Con 93.2 kg per abitante

Raccolta pro-capite di carta e cartone: Piacenza terza in regione

15 settembre 2020

Piacenza si conferma al terzo posto in regione per quanto riguarda la raccolta differenziata di carta e cartone. Con una media di 93,2 kg per abitante all’anno, contro una media nazionale di 57,5 kg, i piacentini nel 2019 sono stati superati solo da Rimini (100,08 kg pro-capite) e Reggio Emilia (“regina green” con 107,2 kg per abitante).

E’ la fotografia scattata dal 25° Rapporto annuale di Comieco, il Consorzio nazionale per il recupero e riciclo degli imballaggi a base cellulosica. Piccola curiosità: nel 2017, sempre secondo Comieco, Piacenza era risultata capitale della raccolta differenziata di carta e cartone della regione Emilia Romagna, con 100,3 Kg per abitante all’anno. Nel giro di due anni, dunque, la nostra provincia ha perso due posizioni, pur mantenendo un’eccellente media.

“Nel 2019 in Emilia-Romagna – commenta Carlo Montalbetti, direttore generale Comieco – sono state raccolte 386.427 tonnellate di carta e cartone, (-2% rispetto al 2018, ndc): l’11% della raccolta differenziata effettuata sull’intero territorio nazionale. “Di queste, oltre 235mila tonnellate sono state gestite dal circuito Comieco in forza delle convenzioni stipulate con i Comuni che, di ritorno, hanno ricevuto dal Consorzio 14,7 milioni di euro in corrispettivi economici”.

Con in media 85,2 kg a testa, gli oltre 4,5 milioni di abitanti dell’Emilia-Romagna si confermano al primo posto nazionale per contributo alla raccolta differenziata di carta e cartone. La pratica virtuosa di Emiliani e Romagnoli è infatti superiore sia alla media nazionale pro-capite (57,5 kg) sia alla media nelle regioni dell’Italia Settentrionale (64,2 kg).
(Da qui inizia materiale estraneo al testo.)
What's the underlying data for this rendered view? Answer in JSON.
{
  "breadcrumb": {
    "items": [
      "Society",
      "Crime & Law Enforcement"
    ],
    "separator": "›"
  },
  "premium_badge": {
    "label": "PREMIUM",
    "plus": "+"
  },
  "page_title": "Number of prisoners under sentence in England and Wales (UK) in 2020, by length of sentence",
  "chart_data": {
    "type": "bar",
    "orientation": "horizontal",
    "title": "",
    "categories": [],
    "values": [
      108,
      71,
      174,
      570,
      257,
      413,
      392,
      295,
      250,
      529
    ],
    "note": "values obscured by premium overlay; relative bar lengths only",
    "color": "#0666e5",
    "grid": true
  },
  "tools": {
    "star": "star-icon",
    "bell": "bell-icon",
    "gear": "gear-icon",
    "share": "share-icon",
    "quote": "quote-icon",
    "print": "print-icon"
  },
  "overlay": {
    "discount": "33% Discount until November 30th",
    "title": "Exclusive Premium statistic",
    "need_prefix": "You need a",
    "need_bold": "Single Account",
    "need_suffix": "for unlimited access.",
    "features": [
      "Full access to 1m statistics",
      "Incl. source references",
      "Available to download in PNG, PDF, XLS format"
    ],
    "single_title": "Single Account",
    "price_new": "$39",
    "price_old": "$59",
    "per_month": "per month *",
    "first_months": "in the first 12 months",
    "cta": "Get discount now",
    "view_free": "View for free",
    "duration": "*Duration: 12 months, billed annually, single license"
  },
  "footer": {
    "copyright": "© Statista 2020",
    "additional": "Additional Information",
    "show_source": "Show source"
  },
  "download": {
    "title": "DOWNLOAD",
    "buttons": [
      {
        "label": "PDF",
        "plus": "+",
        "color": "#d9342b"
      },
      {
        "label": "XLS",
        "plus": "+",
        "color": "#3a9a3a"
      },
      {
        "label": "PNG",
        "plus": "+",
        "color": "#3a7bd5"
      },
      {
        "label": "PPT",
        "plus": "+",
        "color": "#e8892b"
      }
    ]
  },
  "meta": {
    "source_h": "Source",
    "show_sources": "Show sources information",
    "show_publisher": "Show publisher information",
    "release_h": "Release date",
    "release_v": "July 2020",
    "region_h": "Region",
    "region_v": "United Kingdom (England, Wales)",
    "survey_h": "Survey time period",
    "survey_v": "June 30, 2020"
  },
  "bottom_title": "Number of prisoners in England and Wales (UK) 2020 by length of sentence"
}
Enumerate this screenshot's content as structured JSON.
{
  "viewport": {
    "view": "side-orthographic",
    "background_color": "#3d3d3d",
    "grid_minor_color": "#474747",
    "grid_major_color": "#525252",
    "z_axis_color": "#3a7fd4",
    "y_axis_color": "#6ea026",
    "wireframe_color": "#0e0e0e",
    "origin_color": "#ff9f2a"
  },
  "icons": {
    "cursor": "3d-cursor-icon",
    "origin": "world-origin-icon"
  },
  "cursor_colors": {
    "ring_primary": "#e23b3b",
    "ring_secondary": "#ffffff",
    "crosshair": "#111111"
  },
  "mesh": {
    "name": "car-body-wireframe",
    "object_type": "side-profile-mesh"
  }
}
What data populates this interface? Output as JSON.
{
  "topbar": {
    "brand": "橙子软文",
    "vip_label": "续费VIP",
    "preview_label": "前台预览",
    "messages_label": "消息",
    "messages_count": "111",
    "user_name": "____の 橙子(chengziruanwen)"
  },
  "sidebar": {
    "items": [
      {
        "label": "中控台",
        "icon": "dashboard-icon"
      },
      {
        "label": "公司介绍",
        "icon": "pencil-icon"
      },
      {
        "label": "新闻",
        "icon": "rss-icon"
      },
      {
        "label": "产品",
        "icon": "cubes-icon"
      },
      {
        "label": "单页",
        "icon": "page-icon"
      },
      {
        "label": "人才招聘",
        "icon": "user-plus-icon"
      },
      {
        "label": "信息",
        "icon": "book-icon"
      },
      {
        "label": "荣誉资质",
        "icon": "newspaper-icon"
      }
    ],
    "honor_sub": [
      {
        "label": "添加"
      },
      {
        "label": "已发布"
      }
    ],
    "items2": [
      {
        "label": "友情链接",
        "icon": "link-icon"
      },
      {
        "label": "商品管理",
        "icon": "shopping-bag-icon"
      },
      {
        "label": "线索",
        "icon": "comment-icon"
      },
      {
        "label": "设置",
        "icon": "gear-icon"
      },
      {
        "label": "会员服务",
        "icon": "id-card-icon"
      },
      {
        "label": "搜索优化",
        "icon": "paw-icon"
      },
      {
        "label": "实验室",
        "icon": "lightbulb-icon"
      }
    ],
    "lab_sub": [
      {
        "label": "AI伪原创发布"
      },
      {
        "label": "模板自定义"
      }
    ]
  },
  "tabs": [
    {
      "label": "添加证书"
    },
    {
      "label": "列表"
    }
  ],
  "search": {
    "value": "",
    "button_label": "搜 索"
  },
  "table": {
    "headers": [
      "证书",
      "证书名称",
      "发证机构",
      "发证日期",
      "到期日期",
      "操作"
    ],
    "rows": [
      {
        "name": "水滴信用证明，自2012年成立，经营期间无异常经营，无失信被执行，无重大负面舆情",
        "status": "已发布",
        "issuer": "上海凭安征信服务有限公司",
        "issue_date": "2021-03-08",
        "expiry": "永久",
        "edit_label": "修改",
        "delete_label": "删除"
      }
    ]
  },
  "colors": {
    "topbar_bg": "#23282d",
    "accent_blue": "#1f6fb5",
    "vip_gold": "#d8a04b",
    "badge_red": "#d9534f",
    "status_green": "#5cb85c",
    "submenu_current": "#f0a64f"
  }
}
I DATI PROVINCIA PER PROVINCIA – Analizzando il dato di raccolta generale, che beneficia di una politica regionale da alcuni anni improntata all’assimilazione (che la porta ad essere la regione con la maggiore produzione di rifiuti urbani per abitante in Italia) e disaggregandolo per provincia, abbiamo:

1) Reggio Emilia 57.676 tonnellate con una media pro-capite di 107,2 kg
2) Rimini con 34.889 tonnellate raccolte e 100,8 kg pro-capite
3) Piacenza con 26.849 tonnellate e 93,2 kg pro-capite;
4) Bologna con 87.932 tonnellate di carta e cartone raccolte, pari a una media pro-capite di 84,5 kg;
5) Forlì-Cesena con 33.128 tonnellate e 83,7 kg pro-capite;
6) Parma con 37.916 tonnellate e 83 kg pro-capite;
7) Modena con 56.019 tonnellate e una media pro-capite di 79,8 kg;
8) Ravenna 27.722 tonnellate e 70,7 kg pro-capite;
9) Ferrara con 24.294 tonnellate e 65 kg pro-capite;

Se dal punto di vista quantitativo la Regione offre buoni risultati, c’è ancora molto da fare solo il profilo qualitativo in fase di raccolta.

Le performance ottenute in Emilia-Romagna rappresentano un tassello importante nel +3% di crescita registrata nel 2019 dalla raccolta differenziata di carta e cartone nel nostro Paese, che ha superato complessivamente la soglia dei 3,5 milioni di tonnellate. Lo stato di salute eccellente del settore trova conferma anche nel tasso di riciclo degli imballaggi a base cellulosica attestatosi all’81%, in linea con l’obiettivo europeo fissato al 2030 (85% tasso di riciclo). Nel 2019, inoltre, è emerso un importante miglioramento sotto il profilo qualitativo dei materiali avviati al riciclo, con l’incidenza delle impurità nella raccolta differenziata di carta e cartone svolta dalle “famiglie” torna sotto la soglia del 3%, mentre viene confermata l’eccellente qualità delle raccolte sui circuiti “commerciali”.